Don Mauer (Chicago Daily Herald) -- Many folks, including me, stood up and loudly cheered when all supermarket product labels finally included standardized nutritional information.

At that time, my personal unofficial survey indicated that, on average, two out of three shoppers read product labels. They commonly commented: "I want to know what's in what I'm buying."

To many, those new supermarket labels were revealing. For example, until I read the "facts" I never knew that dry cake mix contained much fat, since most require adding shortening. The ingredient list on canned tomatoes listed salt, but the new labels told me exactly how much (a lot).

Fresh supermarket meats got left off the list for required nutritional labeling. Explaining it as an over-sight seems far-fetched. Think about it: Eighty percent lean ground beef seems good until a calculator shows a 1-pound package contains more than 3 ounces of fat. Why would meat producers want to spell that out?

Meat producers weren't the only ones let off the hook; restaurants, too, are excused from revealing nutritional statistics.

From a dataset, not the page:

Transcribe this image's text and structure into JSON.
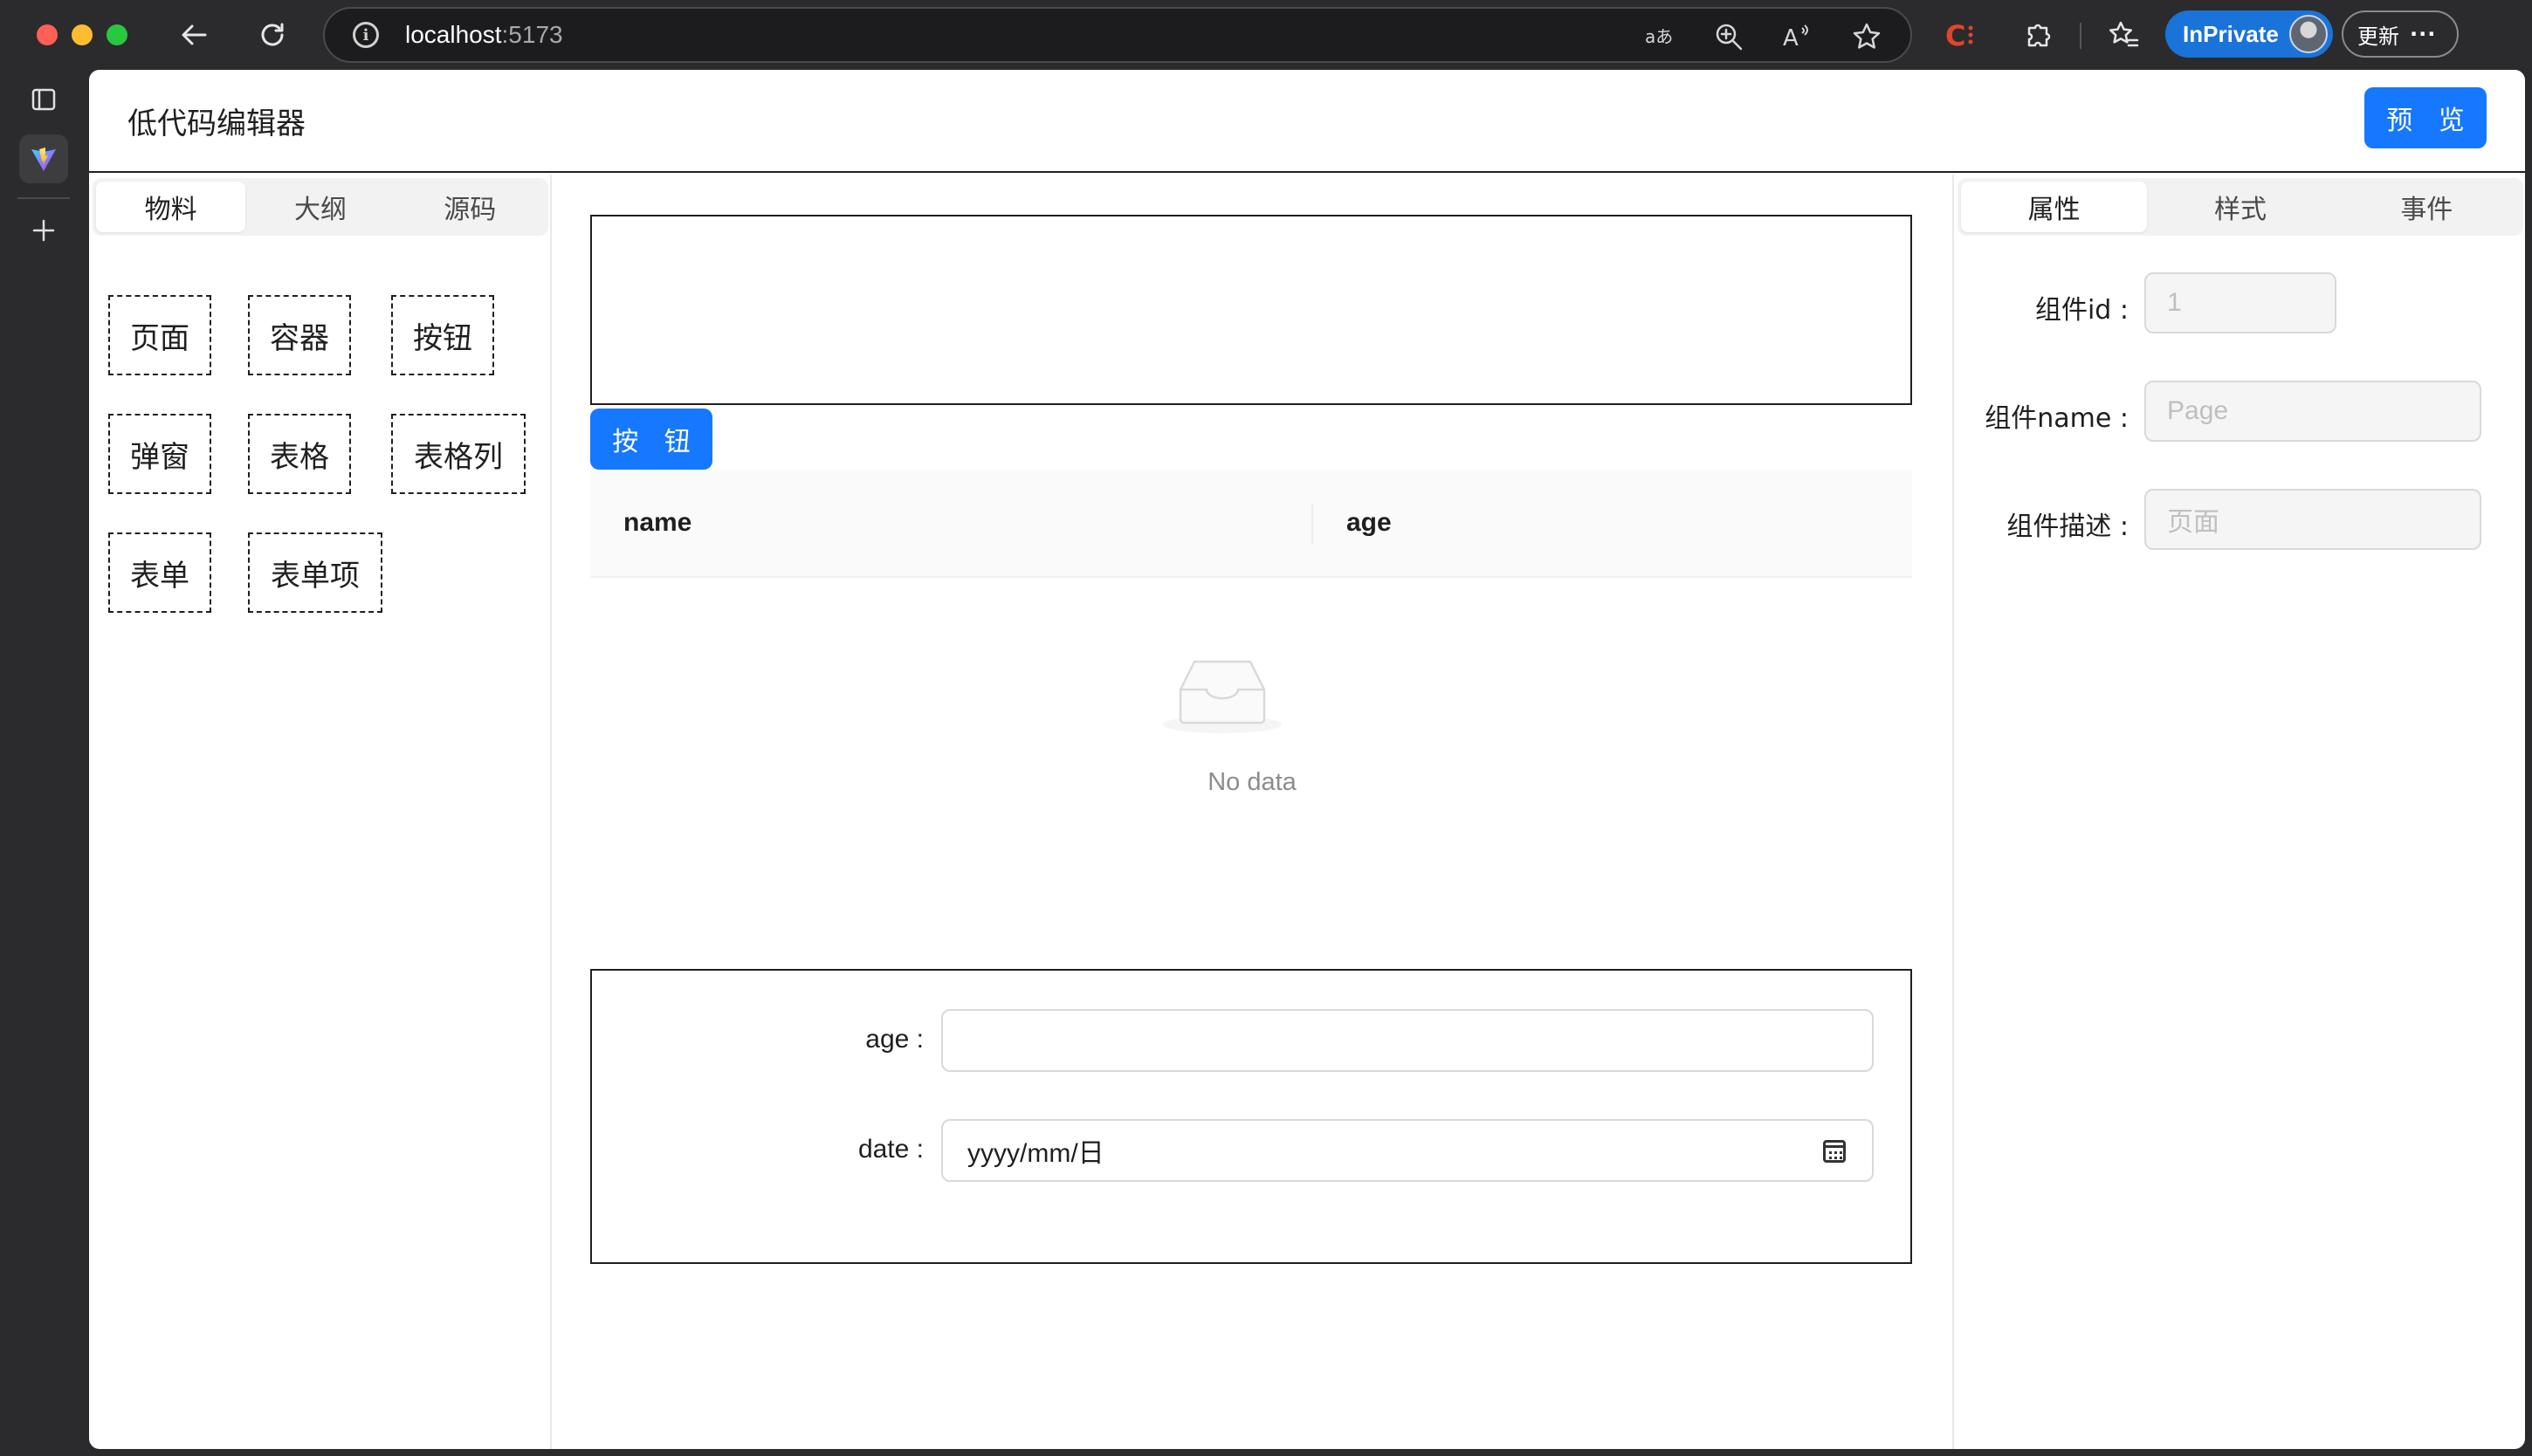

McDonald's has a number of high-fat, high-calorie menu items, but the only reason we know that for certain is because of its corporate policy of freely sharing that information. Yes, other fast-food places also share information, but some require a written request before divulging the facts, making quick decisions impossible. Mickey D's deserves a pat on the back.

Just like food manufacturers, I propose that all food service establishments reveal nutritional information for their meals. Calories carbohydrates and/or sugars, fat and sodium would be sufficient.

Nutritional information would not have to be presented in large type. No. For many years Sheraton Hotel restaurants included the calories and fat grams of each menu item as two simple numbers: 420/13, for example. That system would be sufficient to present all the nutritional information, as long as the order of that information was standardized; nutritional information would be a simple series of numbers divided by slashes.

Those who need to know the values could easily refer to them; those who didn't want to know, could ignore them.

Alternatively, there could be two menus, one with nutritional information and one without, similar to providing smoking and non-smoking areas. You merely ask for whichever meets your needs.

These days, thanks to the many highly accurate, computerized nutritional analysis programs linked to the current U.S. Department of Agriculture database, determining nutritional information is simple and easy to supply. Registered dietitians can also furnish that information for a reasonable fee.

Let's see now, nutritional information can be accurately and quickly determined, and can be presented on menus in a subtle manner so that informed decisions can be made by a diners who eat away from the home more every year and want to know what's in the food they consume.

It's such a simple concept, yet few restaurants volunteer the information; I wish more would.